Some by this stage were displaying signs of exasperation, whereupon Mendes interrupted his protracted ramblings and invited them to leave and to go and find some other church. They replied, "But this is our church." Tom gave expression to his frustration by informing the priest that the sermon was “too long … lots of words, but nothing to say”.

Mendes was obviously discomforted by the interjection, but continued briefly before finishing up and returning to the altar to recite the Creed.

When it came time for the Prayers of the Faithful, Mendes commenced, as is his custom, by launching into a series of prayers “on behalf of the Faithful”. He then paused to allow some prayers from individual members of the congregation, but not before issuing admonitions to keep them short, adding a threat that should there be any further disruptions he would close the Mass.

The second prayer from the congregation came from Sr Mary, petitioning that Mendes might re-instate Ralph as Eucharistic Minister. Mendes took issue with this, arguing that it was political, against him, and not a prayer to God but a statement for the benefit of the people [?].

Kate tried to begin a prayer, but because of the now protracted interchange between Mendes and Sr Mary, she felt obliged to ask “Clesio, is this a time for politics or prayer?”

He then attempted to stifle any further prayers, commanding Helen, the music liturgist, to start the Offertory hymn over the top of the prayers. She remained silent. Mendes subsequently threatened her that any future refusal to comply with such instructions would give him cause to terminate the Mass.

Several other members of the congregation disregarded Mendes and offered prayers to which the majority of those present responded with a heartfelt “Lord, hear my prayer!”

A series of remonstrations between Mendes and various members of the congregation ensued. In the context of this interchange, Mendes reasserted that in the event of further interruptions he was quite prepared to exercise his power of veto on the Mass. Judy reminded him “You know you cannot do that without the permission of the Cardinal.”

To which he retorted “I have the authority”……

What happened next has a history in a long running dispute in which Mendes has for many months refused the opportunity for Ralph, an Aboriginal Minister of the Eucharist, to distribute Communion. When the time came, Mendes again refused Ralph permission, provocatively appointing Mahlia, a Neocat, to the role instead.

Hearing this, Kate approached Mahlia and offered to distribute the Wine instead, in an attempt to maintain the peace; after all, she too was a Minister of the Eucharist. Mendes refused to allow it.

It is important to realise that this action was not in the interests of diversifying the role to persons other than Ralph. It was quite clearly an act of displacement. Mendes’ selection may have been technically a valid one, but there is every reason to believe that under no circumstances would he be agreeable to Ralph resuming any place as a Minister of the Eucharist.

Most of the community felt such distress at this that they could not approach Holy Communion at all.

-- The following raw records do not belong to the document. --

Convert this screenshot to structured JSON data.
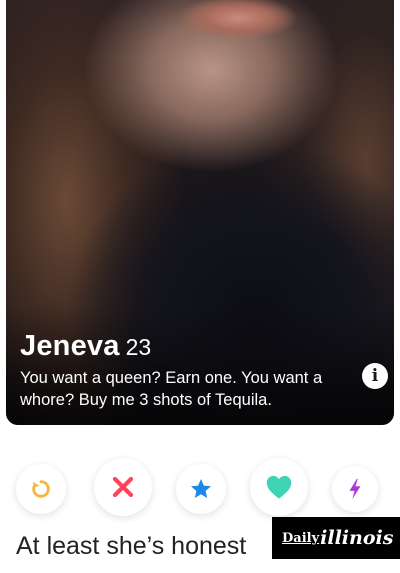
{
  "profile": {
    "name": "Jeneva",
    "age": "23",
    "bio": "You want a queen? Earn one. You want a whore? Buy me 3 shots of Tequila.",
    "info_icon": "i"
  },
  "actions": {
    "rewind_icon": "rewind-icon",
    "nope_icon": "x-icon",
    "superlike_icon": "star-icon",
    "like_icon": "heart-icon",
    "boost_icon": "lightning-icon",
    "colors": {
      "rewind": "#f5b748",
      "nope": "#ff4458",
      "superlike": "#1e88e5",
      "like": "#3ed3b4",
      "boost": "#a53bd3"
    }
  },
  "caption": {
    "text": "At least she’s honest"
  },
  "branding": {
    "daily": "Daily",
    "illinois": "illinois"
  }
}
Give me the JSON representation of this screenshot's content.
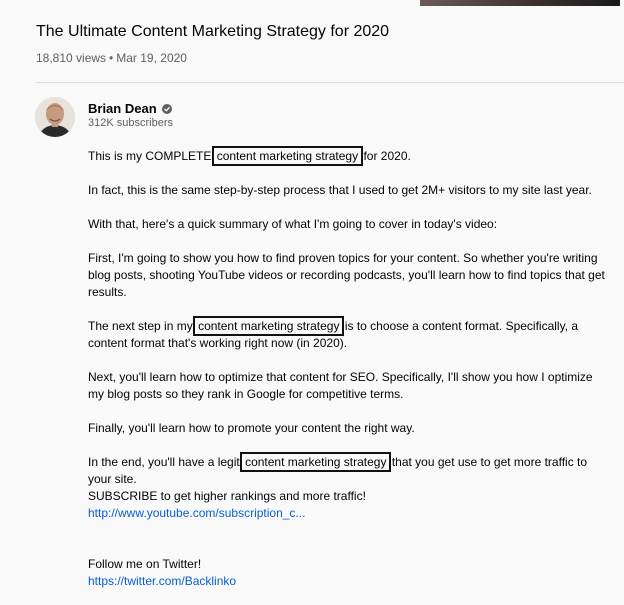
{
  "video": {
    "title": "The Ultimate Content Marketing Strategy for 2020",
    "views": "18,810 views",
    "date": "Mar 19, 2020"
  },
  "channel": {
    "name": "Brian Dean",
    "subscribers": "312K subscribers",
    "verified_icon": "verified-check-icon"
  },
  "description": {
    "p1": {
      "before": "This is my COMPLETE",
      "highlight": "content marketing strategy",
      "after": "for 2020."
    },
    "p2": "In fact, this is the same step-by-step process that I used to get 2M+ visitors to my site last year.",
    "p3": "With that, here's a quick summary of what I'm going to cover in today's video:",
    "p4": "First, I'm going to show you how to find proven topics for your content. So whether you're writing blog posts, shooting YouTube videos or recording podcasts, you'll learn how to find topics that get results.",
    "p5": {
      "before": "The next step in my",
      "highlight": "content marketing strategy",
      "after": "is to choose a content format. Specifically, a content format that's working right now (in 2020)."
    },
    "p6": "Next, you'll learn how to optimize that content for SEO. Specifically, I'll show you how I optimize my blog posts so they rank in Google for competitive terms.",
    "p7": "Finally, you'll learn how to promote your content the right way.",
    "p8": {
      "before": "In the end, you'll have a legit",
      "highlight": "content marketing strategy",
      "after": "that you get use to get more traffic to your site."
    },
    "subscribe_text": "SUBSCRIBE to get higher rankings and more traffic!",
    "subscribe_link": "http://www.youtube.com/subscription_c...",
    "twitter_text": "Follow me on Twitter!",
    "twitter_link": "https://twitter.com/Backlinko"
  }
}
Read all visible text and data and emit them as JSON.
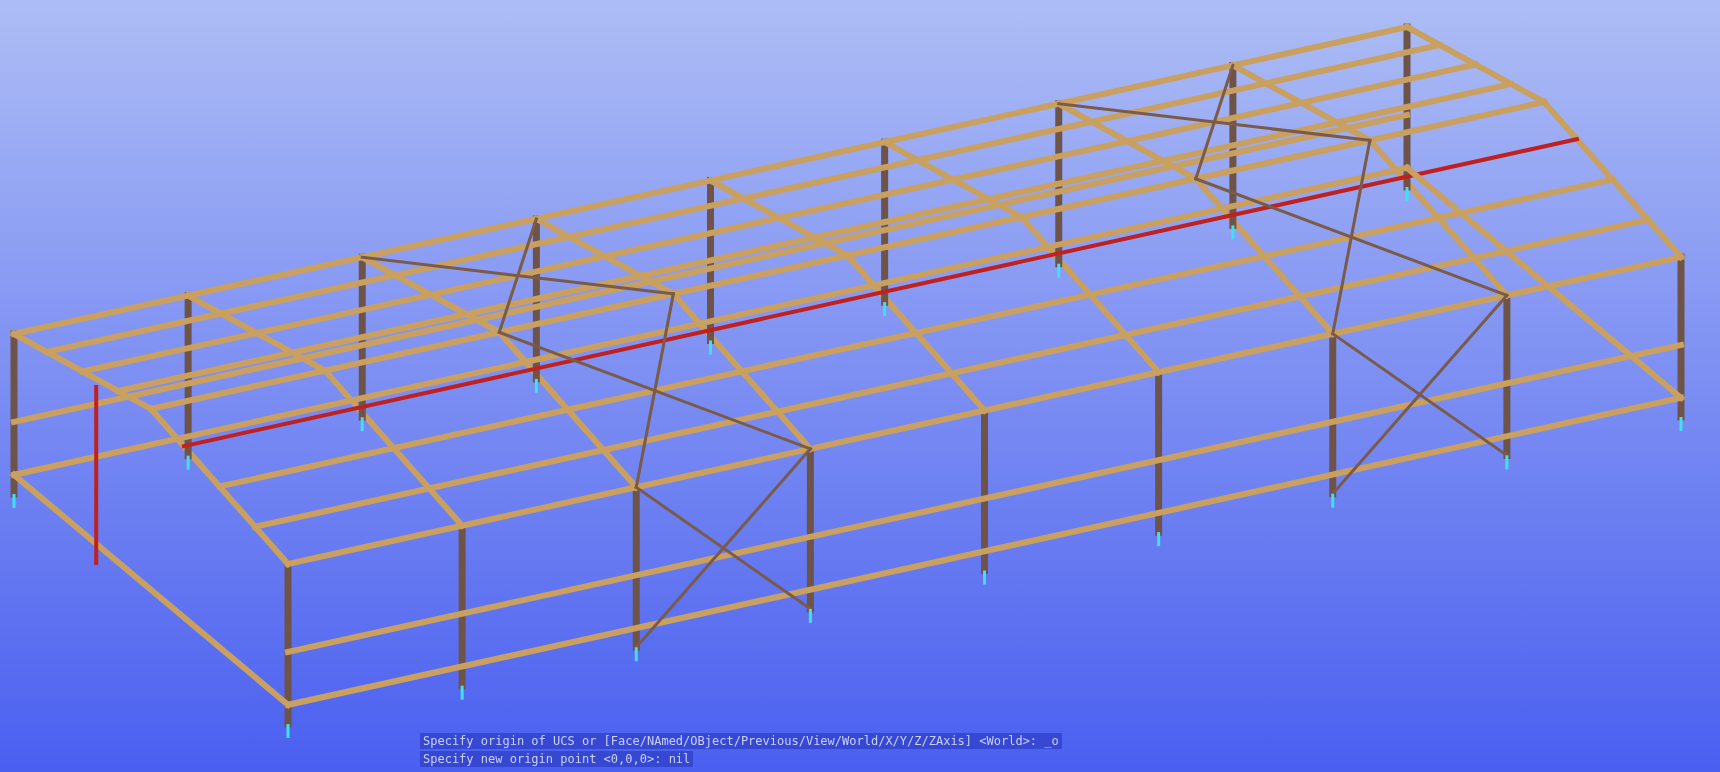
{
  "command_line": [
    "Specify origin of UCS or [Face/NAmed/OBject/Previous/View/World/X/Y/Z/ZAxis] <World>: _o",
    "Specify new origin point <0,0,0>: nil"
  ]
}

After Mass Catherine approached Helen and asked her to stop singing, as the community was saddened and could not sing. Helen agreed.

Mendes asked “why no singing?”

Catherine replied “it has been a horrible Mass; for us this is a day of mourning, not unlike Good Friday. We cannot sing.”

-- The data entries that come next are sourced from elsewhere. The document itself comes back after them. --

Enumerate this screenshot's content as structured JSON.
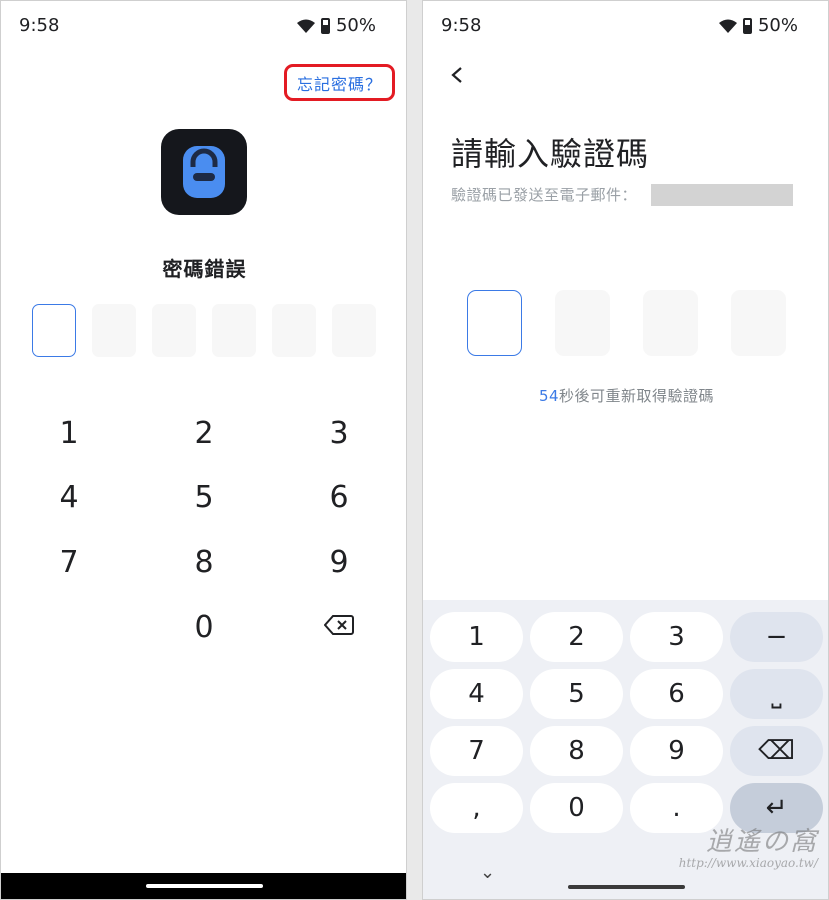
{
  "left": {
    "status": {
      "time": "9:58",
      "battery": "50%"
    },
    "forgot_label": "忘記密碼？",
    "title": "密碼錯誤",
    "pin_count": 6,
    "keys": [
      "1",
      "2",
      "3",
      "4",
      "5",
      "6",
      "7",
      "8",
      "9",
      "0"
    ],
    "backspace_icon": "backspace-icon"
  },
  "right": {
    "status": {
      "time": "9:58",
      "battery": "50%"
    },
    "title": "請輸入驗證碼",
    "subtitle": "驗證碼已發送至電子郵件：",
    "code_count": 4,
    "resend_seconds": "54",
    "resend_text": "秒後可重新取得驗證碼",
    "keyboard": {
      "row1": [
        "1",
        "2",
        "3",
        "−"
      ],
      "row2": [
        "4",
        "5",
        "6",
        "⎵"
      ],
      "row3": [
        "7",
        "8",
        "9",
        "⌫"
      ],
      "row4": [
        ",",
        "0",
        ".",
        "↵"
      ]
    },
    "watermark_line1": "逍遙の窩",
    "watermark_line2": "http://www.xiaoyao.tw/"
  },
  "colors": {
    "accent": "#2a6fe0",
    "highlight": "#e31b23",
    "active_box": "#3b7ae6"
  }
}
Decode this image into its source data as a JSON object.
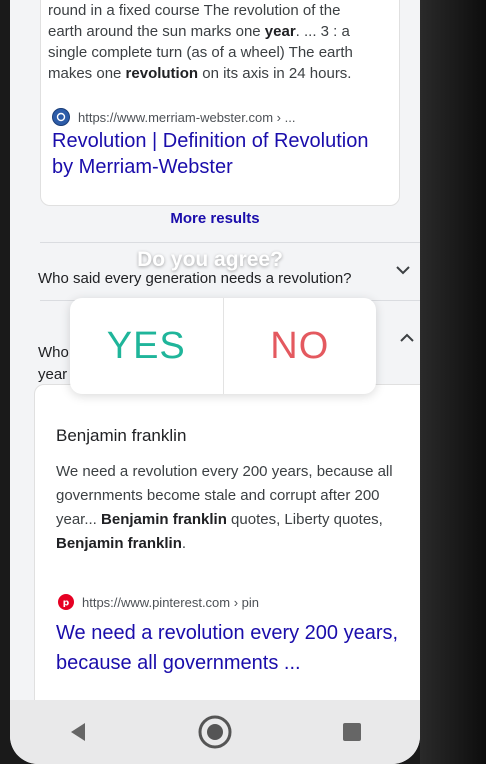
{
  "result1": {
    "snippet_line1": "round in a fixed course The revolution of the",
    "snippet_line2_a": "earth around the sun marks one ",
    "snippet_line2_b": "year",
    "snippet_line2_c": ". ... 3 : a",
    "snippet_line3": "single complete turn (as of a wheel) The earth",
    "snippet_line4_a": "makes one ",
    "snippet_line4_b": "revolution",
    "snippet_line4_c": " on its axis in 24 hours.",
    "source_url": "https://www.merriam-webster.com › ...",
    "title_line1": "Revolution | Definition of Revolution",
    "title_line2": "by Merriam-Webster"
  },
  "more_results": "More results",
  "faq": [
    {
      "question": "Who said every generation needs a revolution?"
    },
    {
      "question_part1": "Who",
      "question_part2": "year"
    }
  ],
  "poll": {
    "question": "Do you agree?",
    "yes": "YES",
    "no": "NO",
    "yes_color": "#1fb59a",
    "no_color": "#e4595f"
  },
  "answer": {
    "heading": "Benjamin franklin",
    "text_1": "We need a revolution every 200 years, because all governments become stale and corrupt after 200 year... ",
    "text_b1": "Benjamin franklin",
    "text_2": " quotes, Liberty quotes, ",
    "text_b2": "Benjamin franklin",
    "text_3": ".",
    "source_url": "https://www.pinterest.com › pin",
    "title": "We need a revolution every 200 years, because all governments ..."
  },
  "icons": {
    "merriam": "merriam-webster-favicon",
    "pinterest": "pinterest-favicon",
    "expand": "chevron-down-icon",
    "collapse": "chevron-up-icon",
    "back": "back-triangle-icon",
    "home": "home-circle-icon",
    "recents": "recents-square-icon"
  }
}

As he was leaving the church after Mass with his entourage of falsely smiling acolytes, Mendes stopped to explain to Ralph that his decision was not against him personally, but that he was opposed to the community action. Ralph could not accept that, and said that he did take it personally, since he was the one continually denied recognition as a Eucharistic Minister. According to Mendes, Ralph had been got at by the community. Ralph insisted that he makes up his own mind: “I am 52 years old, Clesio, do you think I cannot think for myself?”

Jack then admonished Mendes for being patronising towards Ralph.

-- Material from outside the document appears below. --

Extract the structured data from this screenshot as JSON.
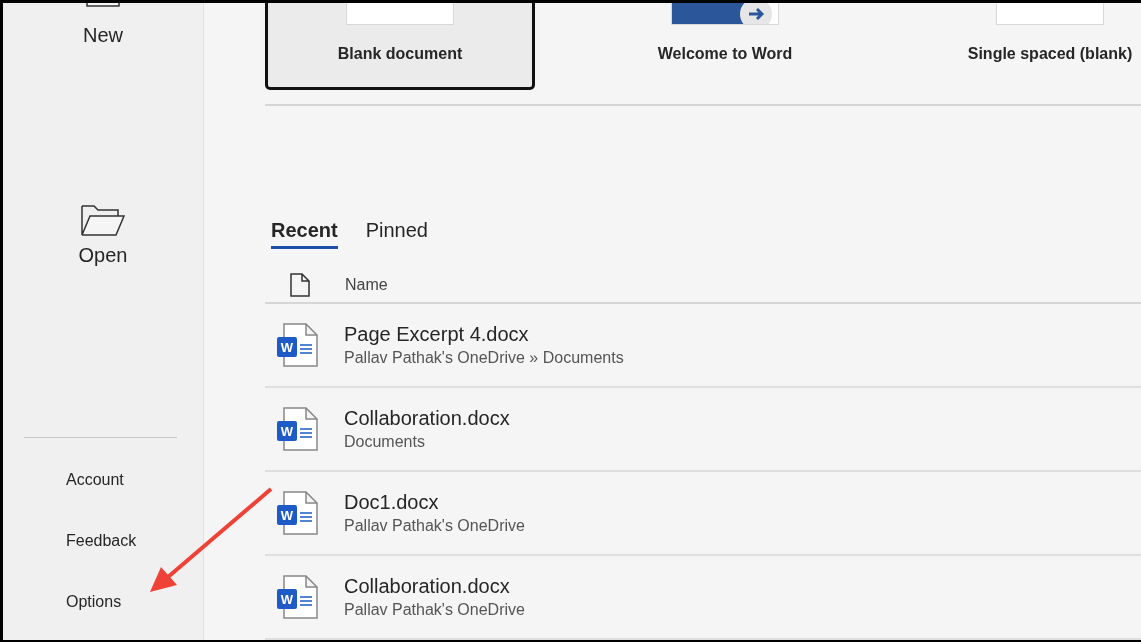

Many members of the congregation were distressed by the sequence of events last Sunday morning. They were particularly dismayed at how readily and often Mendes issued threats to terminate the Mass. Little wonder that so many, both black and white, have left St Vincent’s and cannot bear to return. This scandalous situation and the ever-present tension have been endured by the community now for seven years. What would the Jesus of the gospels have to say?